A Short History of Bohol (Part II)

IJsselstein, Monday, 20 February 2006 18:03:54

Previous Part.

The Last Years of Spanish Rule

After the end of the Dagohoy rebellion, a period of relative peace starts in Bohol. During most of the Spanish era, Bohol was a part of the residencia of Cebu, but on 22 July 1854, it was made, together with the island of Siquijor, into a separate politico-military province. In 1879, when a census was held, Bohol had 34 municipalities and a total population of 253,103 souls. (Less than one fifth of the population today!)

Spanish rule came to an end in April 1899. In that year, after winning the American-Spanish war, the U.S. 'bought' the entire Philippines for twenty million dollars. The Spanish left the island, and Bohol became a "Gobierno de Canton," run by important Boholanos as part of the independent republic proclaimed by Emilio Aquinaldo.

The American Era

After almost one year, on 17 march 1900, American troops landed in Tagbilaran. Lead by Major Henry Hale of the 44th infantry Battalion, they came to take over control from the followers of Aquinaldo. The Boholanos started an organized resistance against the new invaders. On 3 September 1900, under the leadership of Col. Pedro Samson, a bloody struggle started, which lasted for several months. In their attempt to force the Boholanos to submission, the American forces burned to the ground 20 of Bohol's 35 towns, killed hundreds of people, and indiscriminately slaughtered livestock. Finally, on 23 December 1900, the resistance leaders surrendered to the Americans.
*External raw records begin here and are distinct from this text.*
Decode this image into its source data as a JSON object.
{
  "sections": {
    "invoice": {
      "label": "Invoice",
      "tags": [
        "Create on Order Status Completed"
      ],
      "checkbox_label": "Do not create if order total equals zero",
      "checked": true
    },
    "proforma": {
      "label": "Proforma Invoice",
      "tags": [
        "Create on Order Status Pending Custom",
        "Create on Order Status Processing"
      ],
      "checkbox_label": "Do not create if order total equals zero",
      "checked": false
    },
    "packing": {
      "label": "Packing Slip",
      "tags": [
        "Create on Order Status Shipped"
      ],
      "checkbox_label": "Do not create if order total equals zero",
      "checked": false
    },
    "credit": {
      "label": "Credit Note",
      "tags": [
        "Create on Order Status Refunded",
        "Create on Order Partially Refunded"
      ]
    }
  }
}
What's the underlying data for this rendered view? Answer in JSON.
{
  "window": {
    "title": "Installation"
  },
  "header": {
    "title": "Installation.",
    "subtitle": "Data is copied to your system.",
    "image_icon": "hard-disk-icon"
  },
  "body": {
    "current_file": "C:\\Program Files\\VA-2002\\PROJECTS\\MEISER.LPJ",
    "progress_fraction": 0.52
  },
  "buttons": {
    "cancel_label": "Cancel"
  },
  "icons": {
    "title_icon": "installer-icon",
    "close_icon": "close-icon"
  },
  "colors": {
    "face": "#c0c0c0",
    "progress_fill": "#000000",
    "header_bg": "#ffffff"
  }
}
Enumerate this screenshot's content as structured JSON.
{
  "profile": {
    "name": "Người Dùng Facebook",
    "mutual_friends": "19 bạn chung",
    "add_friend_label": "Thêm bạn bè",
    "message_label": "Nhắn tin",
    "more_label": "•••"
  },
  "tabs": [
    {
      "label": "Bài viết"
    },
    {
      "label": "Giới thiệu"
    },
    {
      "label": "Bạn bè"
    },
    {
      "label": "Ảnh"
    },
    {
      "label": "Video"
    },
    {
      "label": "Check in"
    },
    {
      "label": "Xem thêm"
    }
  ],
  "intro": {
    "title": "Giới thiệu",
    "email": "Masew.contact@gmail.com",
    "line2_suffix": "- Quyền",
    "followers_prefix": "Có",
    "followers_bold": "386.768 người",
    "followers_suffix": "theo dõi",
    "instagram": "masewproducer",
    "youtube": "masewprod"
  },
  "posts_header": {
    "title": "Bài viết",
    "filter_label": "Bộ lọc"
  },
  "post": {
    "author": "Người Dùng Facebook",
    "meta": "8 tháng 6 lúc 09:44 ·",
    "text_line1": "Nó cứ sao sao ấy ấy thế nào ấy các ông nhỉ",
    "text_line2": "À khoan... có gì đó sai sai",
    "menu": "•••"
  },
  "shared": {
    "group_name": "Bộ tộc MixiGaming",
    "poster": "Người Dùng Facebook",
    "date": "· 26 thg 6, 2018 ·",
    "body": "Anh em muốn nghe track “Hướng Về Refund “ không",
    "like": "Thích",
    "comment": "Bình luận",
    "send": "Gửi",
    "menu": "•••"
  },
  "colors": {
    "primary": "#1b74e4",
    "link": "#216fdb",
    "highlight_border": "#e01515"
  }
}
A peace treaty was signed in the convent of Dimiao, and peace was restored. Unfortunately, a cholera epidemic following the turmoil of the war killed hundreds of Boholanos in the following year.

With the peace restored, the American government started to reorganize and reform much of the country. Roads were constructed and schools established, and the living conditions started to improve somewhat. It was also during this period, on 17 March 1917, that Bohol was created a separate province.

World War II

The American Era, effectively ended with the Second World War. On 17 May 1942, Japanese forces landed in Tagbilaran. Three very difficult years where to follow. Again, the Boholanos stood up to defend their freedom. The resistance movement, which consisted of disbanded soldiers and civilians, organized a guerilla style war against the Japanese oppression. At first, their headquarters, 'Behind the Clouds' was hidden in the deep and inaccessible ravines near Catigbian, and later this was moved to Carmen, while the original encampment remained a prisoners' camp.

The American forces returned on Bohol on April 11, 1945. This time, they were welcomed as liberators, and only to stay for a relative short time, as on the 4th of July, 1946, Bohol became a part of the independent Republic of the Philippines.

After Independence

After independence, a long period of relative peace and slow development started. Freedom loving and independent, Boholanos don't like to be ruled by others, and, unlike on many other islands in the Philippines, there are few large landowners or haciendas on Bohol. Many Boholano families were and still are subsistence farmers, who till their own small plots of land for their own food, and grow coconut trees for copra (dried coconut flesh), to earn money for their other needs. Although Bohol is still mainly an agricultural province, the capital Tagbilaran was elevated to a city on the first of July 1966, and today has a population of about 70.000 people. The entire province is now (according to the 2000 census) home to about 1.3 million people.

Like in many provinces in the Philippines, no longer all people can earn their livelihood in agriculture, and many have sought a better future outside Bohol. Many have found work in the large banana and other plantations on Mindanao, or in the industry or in all types of service jobs in the big cities, especially Cebu and Manila. Boholanos are also well known as sailors. When on board a ship, both within the Philippines, or internationally, you have a big change that some of the crew members originally come from Bohol. Finally, a large number of Boholano's have moved abroad, to live and work in the Middle East, the United States, and Europe.

Only in recent years, the touristic potential of the island has been realized, and work has started to develop resorts and hotels to make Bohol's magnificent natural environment accessible for tourists.